The average American uses nearly 21,000 sheets of toilet paper a year – roughly the length of 23 football fields. No wonder toilet-paper manufacturers want you to reach for their rolls. But when it comes to toilet paper, names and labels don't mean much. Our latest tests of 21 toilet papers found an "extra soft" toilet paper that wasn't as soft as others; an "ultra strong" toilet paper that was pretty weak; and one "great value" that was neither great or much of a value.
We tested the biggest national and store brands of toilet paper and found that you don't have to pay the most for rolls that are strong yet soft, though the cheapest toilet papers were neither strong nor soft.
Rolls are shrinking. Since 2009, we've tested bathroom tissue several times, We looked at nine current products and compared the number of sheets and the size of the sheets to earlier versions, using double rolls as our benchmark. (It's the most popular size.) Shrinkage ranged from 9 to 23 percent. One brand kept size constant, but decreased the number of rolls per package. And once one company downsizes its product, others tend to follow so that their products don't appear more expensive. We didn't check thickness, though.

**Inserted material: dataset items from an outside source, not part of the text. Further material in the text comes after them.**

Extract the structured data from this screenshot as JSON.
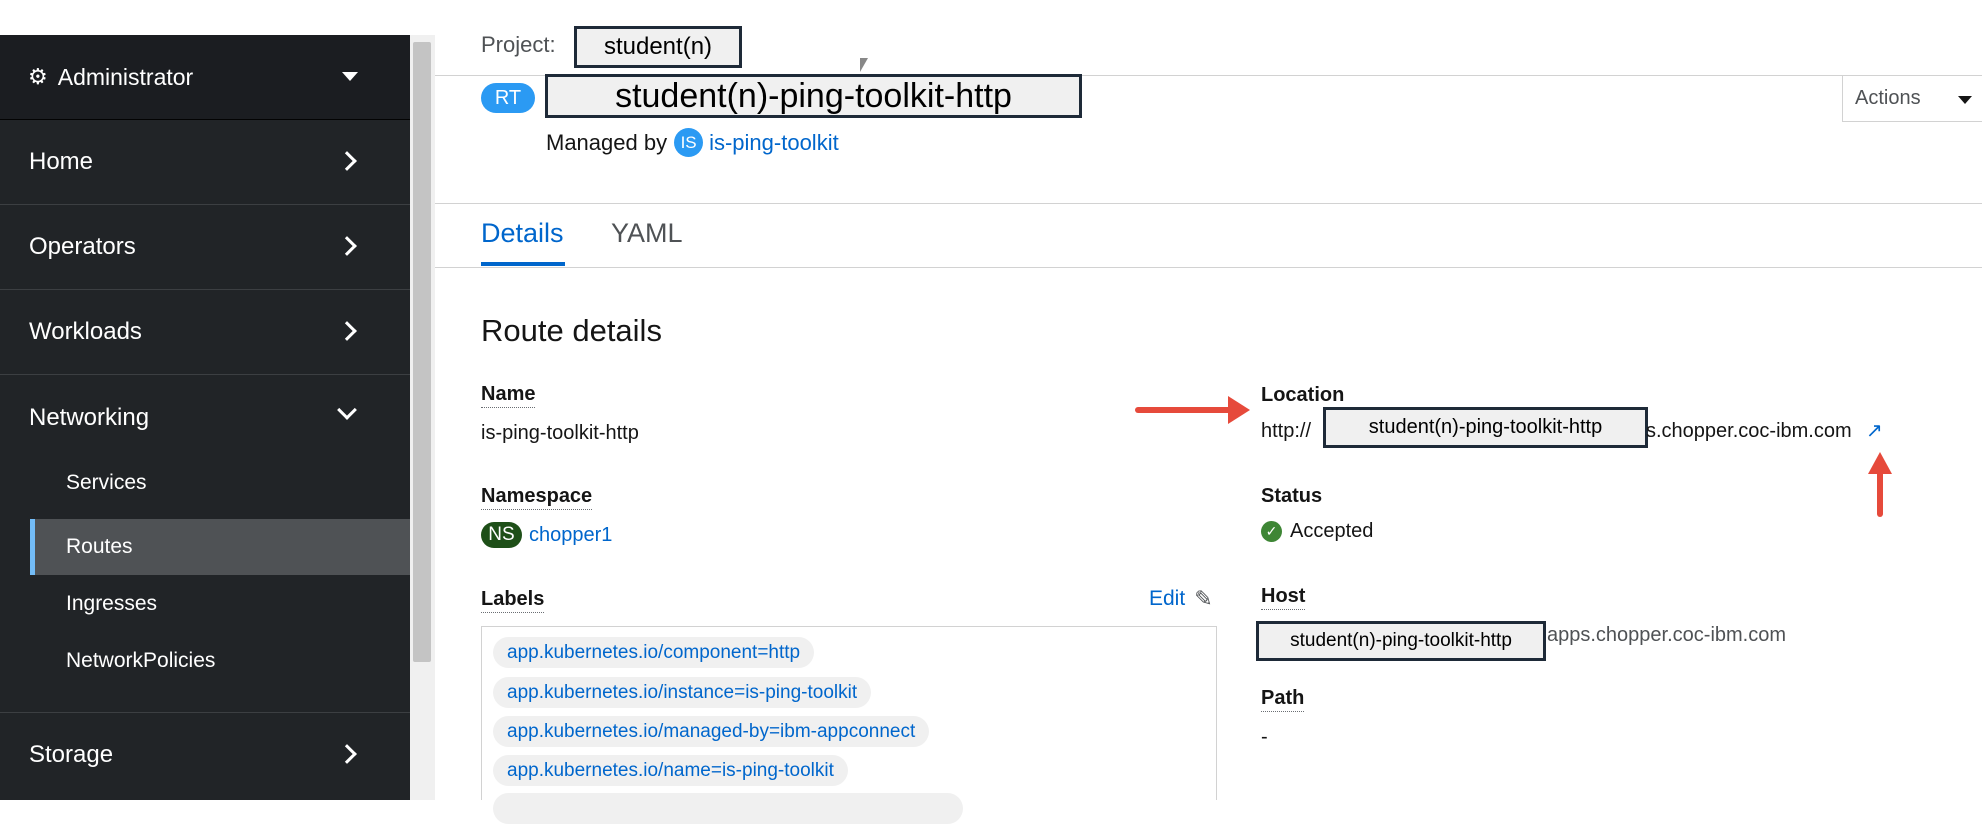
{
  "sidebar": {
    "perspective": "Administrator",
    "sections": {
      "home": "Home",
      "operators": "Operators",
      "workloads": "Workloads",
      "networking": "Networking",
      "storage": "Storage"
    },
    "networking_items": [
      "Services",
      "Routes",
      "Ingresses",
      "NetworkPolicies"
    ]
  },
  "header": {
    "project_label": "Project:",
    "project_name": "student(n)",
    "resource_badge": "RT",
    "title": "student(n)-ping-toolkit-http",
    "managed_by_label": "Managed by",
    "managed_by_badge": "IS",
    "managed_by_link": "is-ping-toolkit",
    "actions_label": "Actions"
  },
  "tabs": [
    "Details",
    "YAML"
  ],
  "details": {
    "heading": "Route details",
    "name_label": "Name",
    "name_value": "is-ping-toolkit-http",
    "namespace_label": "Namespace",
    "namespace_badge": "NS",
    "namespace_value": "chopper1",
    "labels_label": "Labels",
    "edit_label": "Edit",
    "labels": [
      "app.kubernetes.io/component=http",
      "app.kubernetes.io/instance=is-ping-toolkit",
      "app.kubernetes.io/managed-by=ibm-appconnect",
      "app.kubernetes.io/name=is-ping-toolkit"
    ],
    "location_label": "Location",
    "location_prefix": "http://",
    "location_redacted": "student(n)-ping-toolkit-http",
    "location_suffix": "s.chopper.coc-ibm.com",
    "status_label": "Status",
    "status_value": "Accepted",
    "host_label": "Host",
    "host_redacted": "student(n)-ping-toolkit-http",
    "host_suffix": "apps.chopper.coc-ibm.com",
    "path_label": "Path",
    "path_value": "-"
  },
  "colors": {
    "sidebar_bg": "#212427",
    "link": "#0066cc",
    "annotation_arrow": "#e64a3b",
    "status_ok": "#3e8635",
    "namespace_badge": "#1e4f18"
  }
}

Offerings are increasing. Even as companies shave sheets, they're expanding product lines to include "mega," "triple," and "jumbo" sizes in addition single and double rolls. That makes comparison shopping harder and more confusing. It's also increases the odds that a consumer randomly buying toilet paper will buy a specific brand.
Re-imagining the roll. Rolls that do away with the cardboard tube was the latest thing in toilet-paper marketing when one brand debuted it. But no other brands have jumped on this bandwagon. When we put the tubeless TP on a standard toilet-paper holder took it for a "spin," it wasn't as easy to unravel, and the roll was also harder to place on the holder. Talking about toilet paper holders, note some rolls are so bulky they may not fit, especially in older homes.
Beware of wipes. The packaging may say that wipes are flushable or safe for sewers and septic tanks. But based on our past testing, we beg to differ. It took at least 10 minutes for the wipes we tested to break down into small pieces in our mixer filled with water, which is more churning than they'll get in waste pipes. When we left the wipes in water overnight, some disintegrated, some didn't. So if you use wipes, toss them into the garbage can not in the toilet.